At last, some optimism is budding. More than 200m doses of covid-19 vaccine have been administered across 92 countries. After a slow start, America’s programme is gathering speed: 16% of adults have received a first shot, and President Joe Biden is on target to meet his goal of 150m doses by his 100th day in office. The number of infections in the country is falling by half every 14 days.
In Israel, where vaccination has got off to the fastest start, evidence of falling deaths and hospitalisation rates appeared a couple of weeks ago. Britain is the first big country to show similar results. This has emboldened Boris Johnson, the prime minister, to announce a cautious and phased easing of restrictions in England. It will begin with the reopening of schools on March 8th (Northern Ireland, Scotland and Wales set their own timetables).
Two months have passed since Britain became the first country in the world to start a mass-vaccination programme on December 8th. In that time 31% of adults have received at least one dose of either the Pfizer-BioNTech or AstraZeneca-Oxford vaccines. By January 24th 80% of England’s 2.8m over-80s—those at the front of the national queue—had received their first dose. They were followed by the country’s 4.7m septuagenarians: by February 7th 83% of this group had been inoculated.

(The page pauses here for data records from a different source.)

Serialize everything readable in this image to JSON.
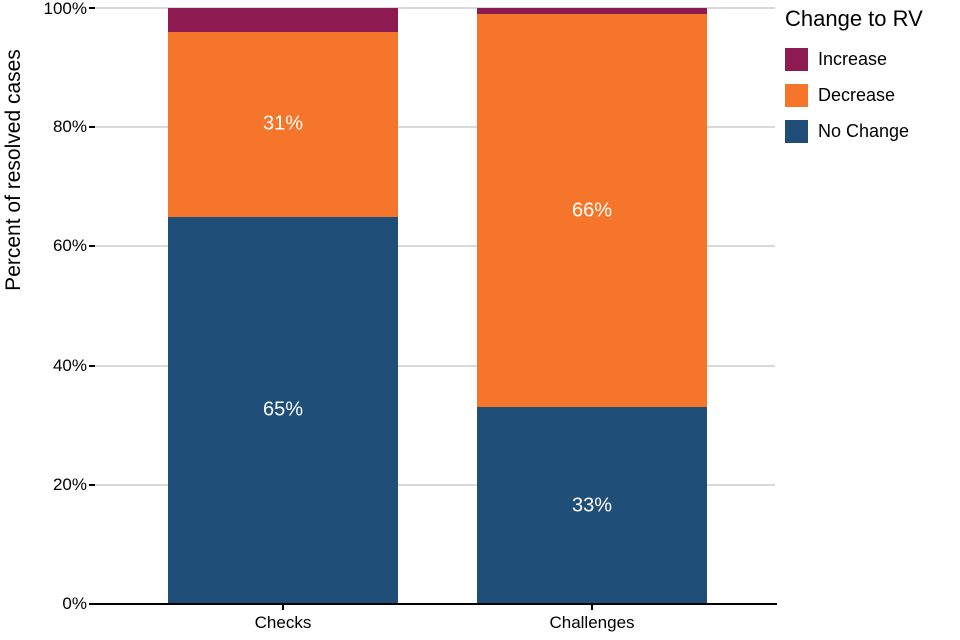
{
  "chart_data": {
    "type": "bar",
    "stacked": true,
    "orientation": "vertical",
    "title": "",
    "xlabel": "",
    "ylabel": "Percent of resolved cases",
    "ylim": [
      0,
      100
    ],
    "yticks": [
      {
        "value": 0,
        "label": "0%"
      },
      {
        "value": 20,
        "label": "20%"
      },
      {
        "value": 40,
        "label": "40%"
      },
      {
        "value": 60,
        "label": "60%"
      },
      {
        "value": 80,
        "label": "80%"
      },
      {
        "value": 100,
        "label": "100%"
      }
    ],
    "categories": [
      "Checks",
      "Challenges"
    ],
    "series": [
      {
        "name": "No Change",
        "color": "#1f4e79",
        "values": [
          65,
          33
        ],
        "labels": [
          "65%",
          "33%"
        ]
      },
      {
        "name": "Decrease",
        "color": "#f5762a",
        "values": [
          31,
          66
        ],
        "labels": [
          "31%",
          "66%"
        ]
      },
      {
        "name": "Increase",
        "color": "#8e1a52",
        "values": [
          4,
          1
        ],
        "labels": [
          "",
          ""
        ]
      }
    ],
    "legend": {
      "title": "Change to RV",
      "position": "top-right",
      "items_top_to_bottom": [
        "Increase",
        "Decrease",
        "No Change"
      ]
    },
    "grid": "horizontal-light-gray",
    "bar_label_color": "#ffffff"
  }
}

There is growing evidence that these vaccines work outside clinical trials. A study from Scotland released on February 22nd tracked the health of 1.1m people vaccinated between December 8th and February 15th. It found that the Pfizer-BioNTech vaccine reduced the hospitalisation rate among inoculated Scots by 85% four weeks after their first dose; the AstraZeneca-Oxford vaccine lowered hospitalisations by 94%. (The variation between the effectiveness of the vaccines may be down to age differences among the recipients rather than the vaccines themselves.)

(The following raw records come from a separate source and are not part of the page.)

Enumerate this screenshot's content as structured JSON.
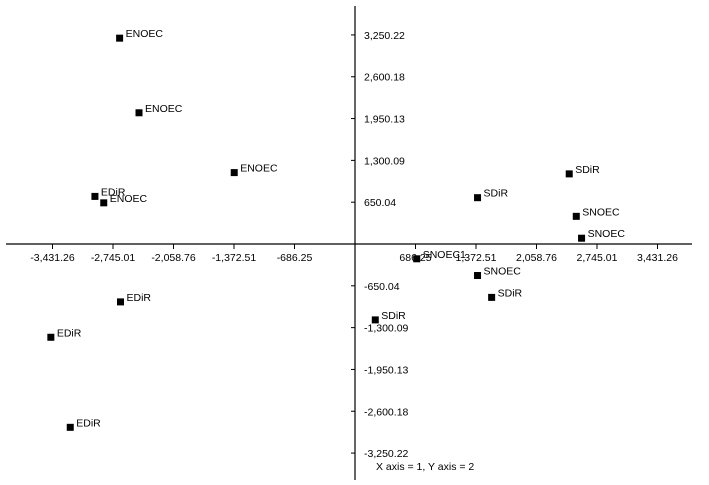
{
  "colors": {
    "background": "#ffffff",
    "ink": "#000000"
  },
  "footer": "X axis = 1, Y axis = 2",
  "chart_data": {
    "type": "scatter",
    "grid": false,
    "xlim": [
      -3800,
      3800
    ],
    "ylim": [
      -3650,
      3700
    ],
    "x_ticks": [
      -3431.26,
      -2745.01,
      -2058.76,
      -1372.51,
      -686.25,
      686.25,
      1372.51,
      2058.76,
      2745.01,
      3431.26
    ],
    "x_tick_labels": [
      "-3,431.26",
      "-2,745.01",
      "-2,058.76",
      "-1,372.51",
      "-686.25",
      "686.25",
      "1,372.51",
      "2,058.76",
      "2,745.01",
      "3,431.26"
    ],
    "y_ticks": [
      3250.22,
      2600.18,
      1950.13,
      1300.09,
      650.04,
      -650.04,
      -1300.09,
      -1950.13,
      -2600.18,
      -3250.22
    ],
    "y_tick_labels": [
      "3,250.22",
      "2,600.18",
      "1,950.13",
      "1,300.09",
      "650.04",
      "-650.04",
      "-1,300.09",
      "-1,950.13",
      "-2,600.18",
      "-3,250.22"
    ],
    "points": [
      {
        "label": "ENOEC",
        "x": -2670,
        "y": 3200
      },
      {
        "label": "ENOEC",
        "x": -2450,
        "y": 2040
      },
      {
        "label": "ENOEC",
        "x": -1370,
        "y": 1110
      },
      {
        "label": "EDiR",
        "x": -2950,
        "y": 740
      },
      {
        "label": "ENOEC",
        "x": -2850,
        "y": 640
      },
      {
        "label": "EDiR",
        "x": -2660,
        "y": -900
      },
      {
        "label": "EDiR",
        "x": -3450,
        "y": -1450
      },
      {
        "label": "EDiR",
        "x": -3230,
        "y": -2850
      },
      {
        "label": "SDiR",
        "x": 2430,
        "y": 1090
      },
      {
        "label": "SDiR",
        "x": 1390,
        "y": 720
      },
      {
        "label": "SNOEC",
        "x": 2510,
        "y": 430
      },
      {
        "label": "SNOEC",
        "x": 2570,
        "y": 90
      },
      {
        "label": "SNOEC1",
        "x": 700,
        "y": -230
      },
      {
        "label": "SNOEC",
        "x": 1390,
        "y": -490
      },
      {
        "label": "SDiR",
        "x": 1550,
        "y": -830
      },
      {
        "label": "SDiR",
        "x": 230,
        "y": -1180
      }
    ]
  }
}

Publicly available data from England show a similar trend. The daily death toll from covid-19 peaked on January 22nd at 1,164 (on a seven-day moving average). It has since fallen by 64%. The decline has been greatest among the old. Deaths have fallen by 66% among people aged 85 and over, by 62% among those between aged 65 to 84 and by 60% among the rest of the population (see chart). This does not appear to be a statistical fluke: a similar demographic dividend is observable in the decline in hospital admissions (though not in cases), and in regional data. These findings are bolstered by the Scotish study, too—the effect of lower hospitalisations among vaccinated groups should be observable in the aggregate data. The effect, although still small, will help Mr Johnson to stick to his timetable for easing: in England people aged 80 and over account for 6% of cases but 60% of deaths.

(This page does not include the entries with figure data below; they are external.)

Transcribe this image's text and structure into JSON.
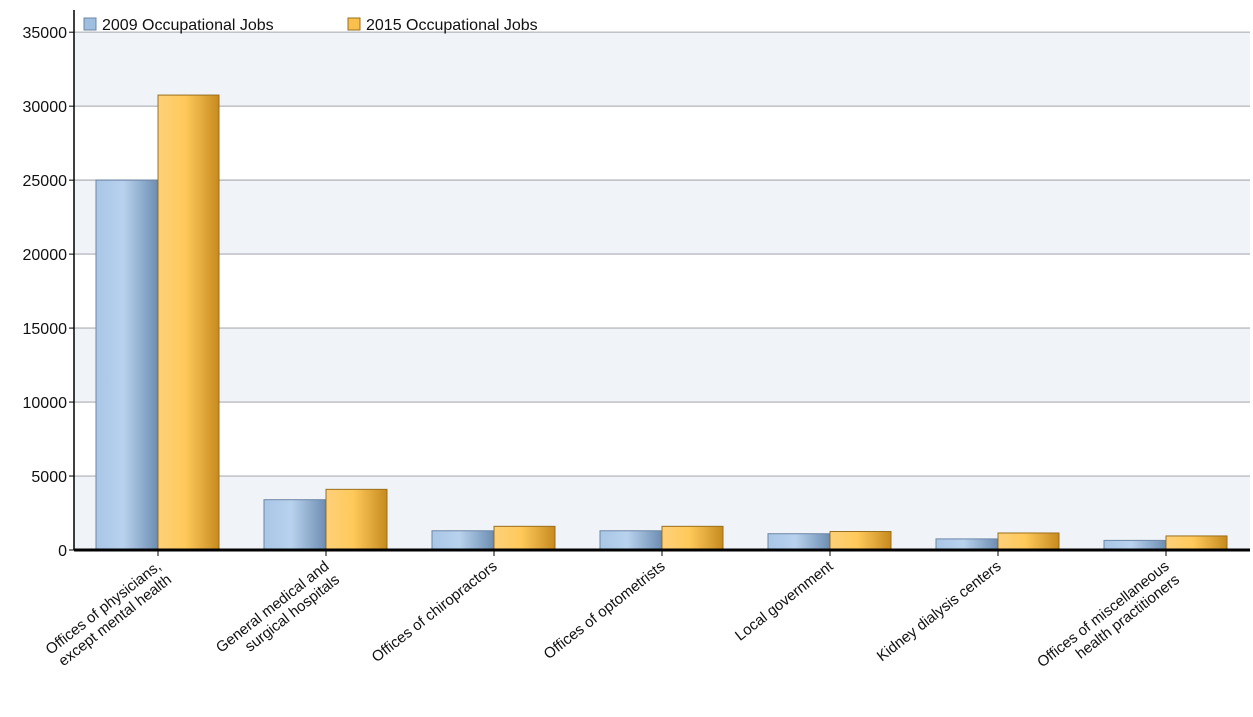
{
  "chart_data": {
    "type": "bar",
    "title": "",
    "xlabel": "",
    "ylabel": "",
    "ylim": [
      0,
      36500
    ],
    "yticks": [
      0,
      5000,
      10000,
      15000,
      20000,
      25000,
      30000,
      35000
    ],
    "grid": true,
    "legend_position": "top-left",
    "categories": [
      [
        "Offices of physicians,",
        "except mental health"
      ],
      [
        "General medical and",
        "surgical hospitals"
      ],
      [
        "Offices of chiropractors"
      ],
      [
        "Offices of optometrists"
      ],
      [
        "Local government"
      ],
      [
        "Kidney dialysis centers"
      ],
      [
        "Offices of miscellaneous",
        "health practitioners"
      ]
    ],
    "series": [
      {
        "name": "2009 Occupational Jobs",
        "color": "#9fbfe0",
        "values": [
          25000,
          3400,
          1300,
          1300,
          1100,
          750,
          650
        ]
      },
      {
        "name": "2015 Occupational Jobs",
        "color": "#fbbf4e",
        "values": [
          30750,
          4100,
          1600,
          1600,
          1250,
          1150,
          950
        ]
      }
    ]
  }
}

Britain’s experience, with the evidence from Israel, offers hope to other countries, not least because it suggests the vaccines are effective against the more transmissible (and possibly more deadly) variant of SARS-CoV-2, known as B.1.1.7, which has been dominant since Christmas. Although Mr Johnson has made many mistakes, the roll-out of vaccines has been a success. If all goes to plan England’s last restrictions will be removed on June 21st. Logistical problems and political infighting have led to slow roll-outs in many other countries, including members of the EU. The evidence from Britain shows that once jabs are in arms, the simple beauty of science alone will write the headlines.